Source : Connaissance des Energies   (28/1/2021)

https://www.connaissancedesenergies.org/tribune-actualite-energies/hercule-ou-pas-hercule-telle-est-la-question

Hercule ou pas Hercule ? Telle est la question...

 
Jacques Percebois      Professeur émérite à l’Université de Montpellier (CREDEN)

Le grand projet « Hercule » de restructuration d’EDF, qui doit entre autres permettre de financer le « nouveau » nucléaire(1), fait l’objet de nombreuses interrogations ces derniers jours : négociations compliquées à Bruxelles et chute du cours du groupe(2), inquiétude et mobilisation des organisations syndicales

Plusieurs schémas peuvent être envisagés pour réorganiser le groupe EDF.

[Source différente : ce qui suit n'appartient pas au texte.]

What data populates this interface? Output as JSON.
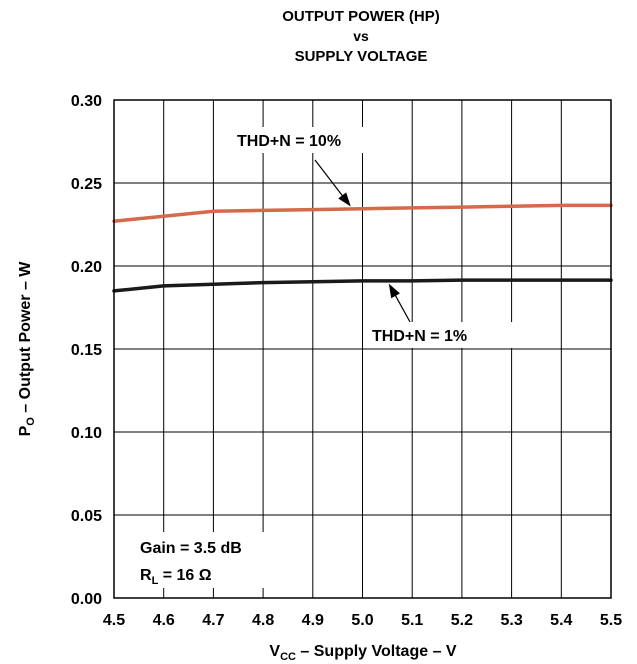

Le projet Hercule dans sa conception actuelle

Le projet Hercule en discussion à Bruxelles prévoit de scinder EDF en deux (voire trois) entités : EDF « bleu », une société totalement publique, qui regrouperait la production nucléaire et le réseau de transport de RTE (voire la production hydraulique), et EDF « vert », une société qui serait partiellement privatisée et qui comprendrait les activités de commercialisation de l’électricité, la production d’électricité d’origine renouvelable et thermique (gaz) ainsi que le réseau de distribution d'Enedis. Une alternative serait d’isoler l’hydraulique dans une troisième entité, plus ou moins régulée (EDF « azur »).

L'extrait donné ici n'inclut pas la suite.